We just need to figure out how we can rework the protocol so that a RES for a REQ can be caught later on (eg. with a marker ID as we already do for search queries with PENDING?).
I guess we can improve further on data compact-ness, and make better use of XxHash, as well as reducing the maximum cardinality of the database system to gain 50% RocksDB space when storing IIDs.
In case ngram is not confident-enough, scan for the locale that has the most stopwords for given terms text. Restrict scan to ngram-detected alphabet, as this is 100% reliable.
This will fix the short-text undetectable locale problem, as there are not enough words for the ngram algorithm to perform reliably.
A per-collection + per-bucket FST would help complete incomplete words when they cannot be found as-is in the RocksDB key-value store.

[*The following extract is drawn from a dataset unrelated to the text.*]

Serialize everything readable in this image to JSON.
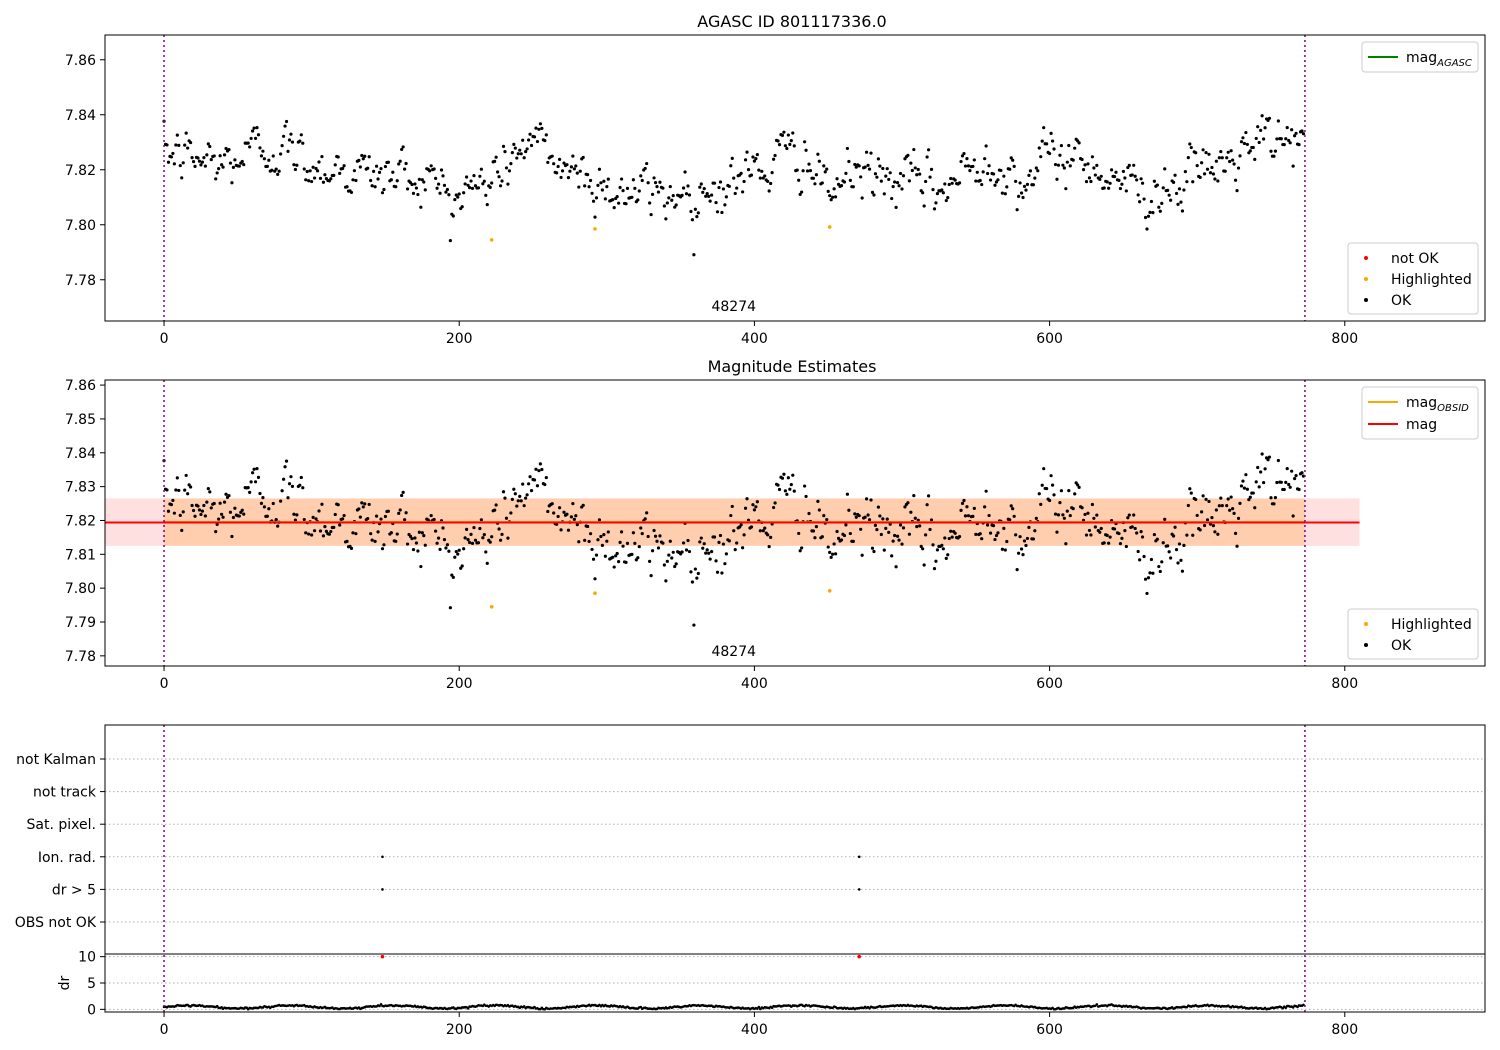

Eg. search "Bapt" and it would auto-complete to indexed word "Baptiste".
If there's not a sufficient number of results in the partial-word search, attempt to complete search results with the FST auto-completion.
Some configuration values should be checked and compared between each other on daemon boot, and would result in a panic!() if there was a configuration mistake.
Eg.: FST consolidate after should be lower than inactive after, otherwise some FST graphs may never be consolidated in due time as their store will get expired before that.
Binary format of a key (planned, better but less legible):
[IDX@u8][BUCKET_HASH@u32][ROUTE_HASH@u32]
The key generator would simply concatenate the key bytes all together (1 byte + 4 bytes + 4 bytes); reading the key would be as simple as doing a byte offset.